What brings Captain Marvel to Earth? Well, we see her at the beginning as part of Starforce, an elite military team of a race called the Kree, joined by comrades like Yon-Rogg (Jude Law) before accidentally returning to Earth with questions about her past and identity as a U.S. Air Force fighter pilot.
But is she a Kree with implanted memories of a past that never was or is she a human who somehow has joined the Kree? As Carol slowly realizes her true self in “Logan” like fashion, she also has to deal with the fact that she is a fugitive on Earth and hunted by both her allies the Kree and their mortal enemies, the shape-shifting Skrulls, one of whom is played magnificently by Ben Mendelsohn, who as the Skrull Talos, who we find has usurped Fury’s boss, a Donald Rumsfeld-like character.

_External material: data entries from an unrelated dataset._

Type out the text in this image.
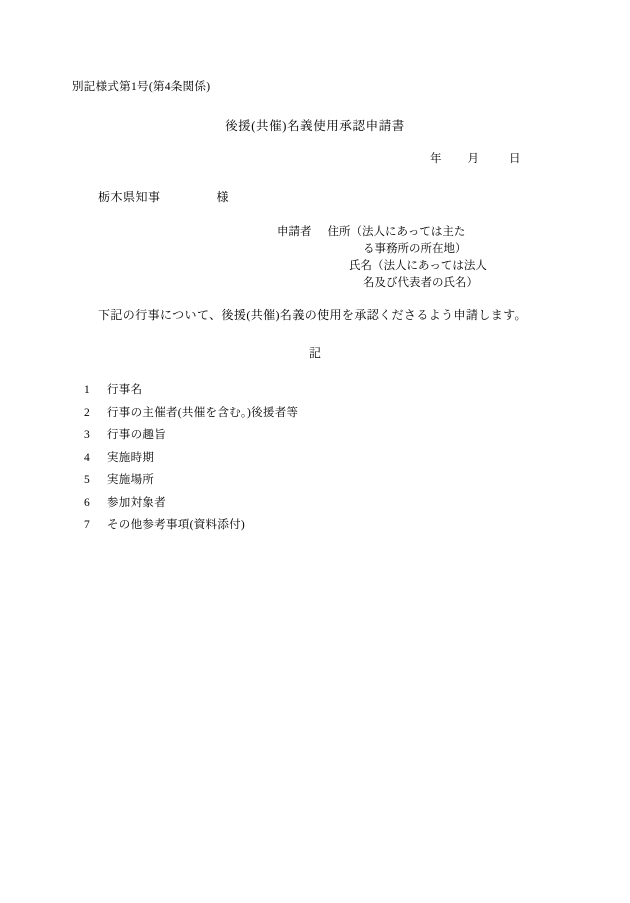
別記様式第1号(第4条関係)
後援(共催)名義使用承認申請書
年 月	日
栃木県知事	様
申請者 住所（法人にあっては主た
る事務所の所在地）
氏名（法人にあっては法人
名及び代表者の氏名）
下記の行事について、後援(共催)名義の使用を承認くださるよう申請します。
記
1	行事名
2	行事の主催者(共催を含む。)後援者等
3	行事の趣旨
4	実施時期
5	実施場所
6	参加対象者
7	その他参考事項(資料添付)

She simply has to stop two alien races from an alien conflict that could destroy Earth.
Members of Starforce hit the carpet! ? #CaptainMarvel pic.twitter.com/G99DMGmz7s
— Captain Marvel (@captainmarvel) March 5, 2019
As the movie progresses, stuff that was cloudy becomes clear, things that seemed transparent and obvious become opaque and Carol Danvers reaches her true potential.
That potential is breathtaking to behold, as perhaps not even Thor and Superman have been presented as powerful on the big screen as she is. It’s definitely close.
While this may seem risky, the payoff is worth it. Also, no matter how hard she hits or fast she can fly, the film is grounded by Danvers’ relationships with Fury, Yon-Rogg, and her best friend Maria Rambeau (Lashana Lynch) and her daughter Monica (Akira Akbar) – or were they just implanted memories too?
The there is Annette Bening who plays…ah, that would be telling.
With fine acting all around, a fresh script (various writers contributed) and suspenseful chases out of the ’70s, jet scenes out of the ’80s, train scenes from the ’90s and nods to films like “Raiders of the Lost Ark”, brings a fresh vitality to its stew of nostalgia and, in so doing, created a tale that is both modern and timeless.
As Carol Danvers regains her memory, Brie Larson slowly makes the character her own.
The result is a mesmerizing “Captain Marvel” that is truly out of this world!
“Captain Marvel” hits theaters nationwide March 8.